Tief steht die Frühlingssonne und wirft ihr goldenes Licht unter die üppige Baumkrone auf den dicken Stamm des sich weit aufspreizenden Holzapfelbaums. Verholzte Wurzelstränge winden sich auf dem mit lauter kleinen weißen Blütenblättern übersäten Boden, um irgendwo anders wieder im Erdreich zu verschwinden.

Es ist Mai 1993, und nichts, aber auch wirklich nichts scheint diese Idylle stören zu können. Sieben Jahre zuvor sah dasselbe Bild in der niedrigen Morgensonne vom 26. August anders aus. Um 6.15 Uhr fand man hier unter dem Baum die Leiche der 18jährigen Jennifer Levin. Sie wurde erdrosselt von dem 19 Jahre alten Robert Chambers, mit dem sie den Abend in einer Bar nahe des Central Parks in New Yorks Upper West Side verbracht hatte.

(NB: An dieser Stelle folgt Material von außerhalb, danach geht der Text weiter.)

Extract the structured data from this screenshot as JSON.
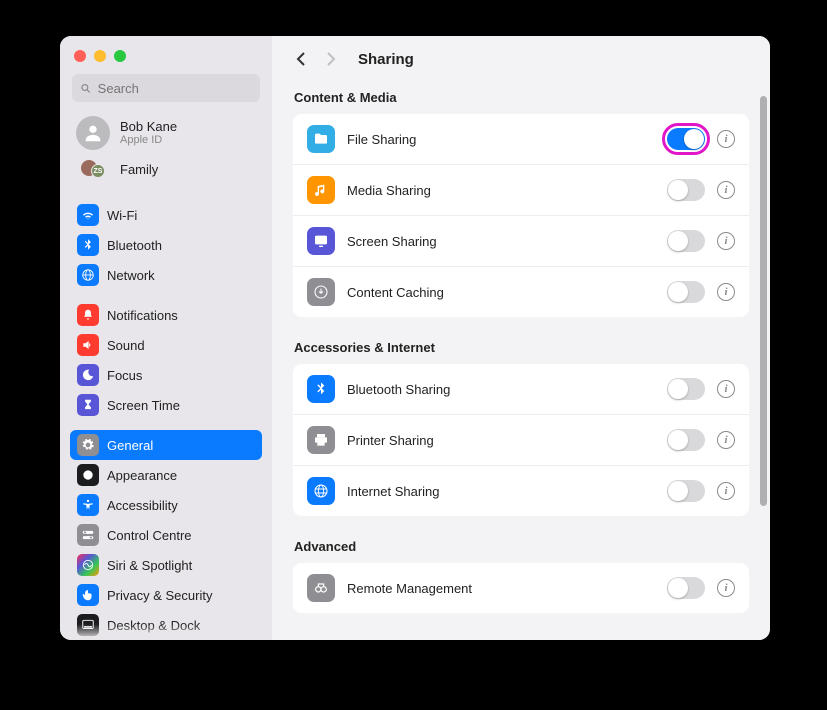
{
  "window": {
    "title": "Sharing"
  },
  "search": {
    "placeholder": "Search"
  },
  "user": {
    "name": "Bob Kane",
    "sub": "Apple ID",
    "family": "Family",
    "family_badge": "ZS"
  },
  "sidebar": {
    "g1": [
      {
        "label": "Wi-Fi",
        "icon": "wifi",
        "color": "blue"
      },
      {
        "label": "Bluetooth",
        "icon": "bluetooth",
        "color": "blue"
      },
      {
        "label": "Network",
        "icon": "network",
        "color": "blue"
      }
    ],
    "g2": [
      {
        "label": "Notifications",
        "icon": "bell",
        "color": "red"
      },
      {
        "label": "Sound",
        "icon": "sound",
        "color": "red"
      },
      {
        "label": "Focus",
        "icon": "moon",
        "color": "purple"
      },
      {
        "label": "Screen Time",
        "icon": "hourglass",
        "color": "purple"
      }
    ],
    "g3": [
      {
        "label": "General",
        "icon": "gear",
        "color": "gray",
        "selected": true
      },
      {
        "label": "Appearance",
        "icon": "appearance",
        "color": "black"
      },
      {
        "label": "Accessibility",
        "icon": "accessibility",
        "color": "blue"
      },
      {
        "label": "Control Centre",
        "icon": "switches",
        "color": "gray"
      },
      {
        "label": "Siri & Spotlight",
        "icon": "siri",
        "color": "grad"
      },
      {
        "label": "Privacy & Security",
        "icon": "hand",
        "color": "blue"
      },
      {
        "label": "Desktop & Dock",
        "icon": "dock",
        "color": "black"
      }
    ]
  },
  "sections": [
    {
      "title": "Content & Media",
      "items": [
        {
          "label": "File Sharing",
          "icon": "folder",
          "color": "#32ade6",
          "on": true,
          "highlighted": true
        },
        {
          "label": "Media Sharing",
          "icon": "music",
          "color": "#ff9500",
          "on": false
        },
        {
          "label": "Screen Sharing",
          "icon": "screen",
          "color": "#5856d6",
          "on": false
        },
        {
          "label": "Content Caching",
          "icon": "download",
          "color": "#8e8e93",
          "on": false
        }
      ]
    },
    {
      "title": "Accessories & Internet",
      "items": [
        {
          "label": "Bluetooth Sharing",
          "icon": "bluetooth",
          "color": "#0a7aff",
          "on": false
        },
        {
          "label": "Printer Sharing",
          "icon": "printer",
          "color": "#8e8e93",
          "on": false
        },
        {
          "label": "Internet Sharing",
          "icon": "globe",
          "color": "#0a7aff",
          "on": false
        }
      ]
    },
    {
      "title": "Advanced",
      "items": [
        {
          "label": "Remote Management",
          "icon": "binoc",
          "color": "#8e8e93",
          "on": false
        }
      ]
    }
  ]
}
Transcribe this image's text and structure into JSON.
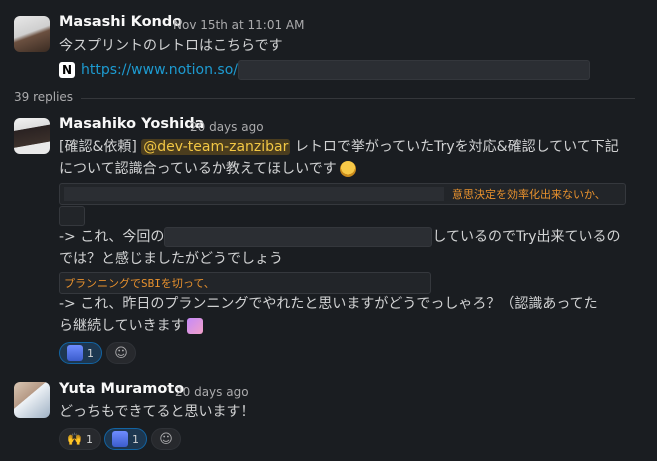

Nachdem der 1944 geborene, amerikanische Dokumentarfotograf Joel Sternfeld 1991 nach einem einjährigen Italienaufenthalt in die USA zurückkehrte, hatten sich ihm die vielen Kreuze und Schreine an den Wegesrändern ins Gedächtnis eingebrannt, die im Süden Europas Unfallorte markieren. Es brauchte zwei weitere Jahre, bis in ihm schließlich der Gedanke gereift war, mit eigenen Bildern ebensolche Zeichen in Amerika zu setzen. „Ich merkte, daß ich etwas mit mir herumschleppte: eine Liste von Orten, die ich nicht vergessen kann aufgrund der Tragödien, durch die sie definiert werden“, notiert er. Von da an reiste er drei Jahre lang durch die Vereinigten Staaten und fotografierte die Orte von Ereignissen mit tödlichem Ausgang. Nüchterne Begleittexte erläutern die Tragik des jeweiligen Orts. Dabei handelt es sich keineswegs nur um tragische und unerklärliche Gewaltverbrechen wie im Falle von Jennifer Levin. Sowenig wie alle Aufnahmen diesen durch das Licht eingefangenen Charme morgendlicher, unberührter Stille und Einsamkeit haben. Nur menschenleer sind sie alle, seine Fotografien – weil die Menschen, um die es Sternfeld geht, nicht überlebt haben oder an diesen Orten nicht mehr leben können. Einmal sind es die Sioux-Indianer, die bereits im 19. Jahrhundert von der amerikanischen Regierung von den Black Hills in South Dakota vertrieben wurden. Damals ging es um viel Gold und heute um die geldspendende Touristenattraktion des Mount Rushmore National Memorial, um die in die Berge gemeißelten Porträts von vier amerikanischen Präsidenten.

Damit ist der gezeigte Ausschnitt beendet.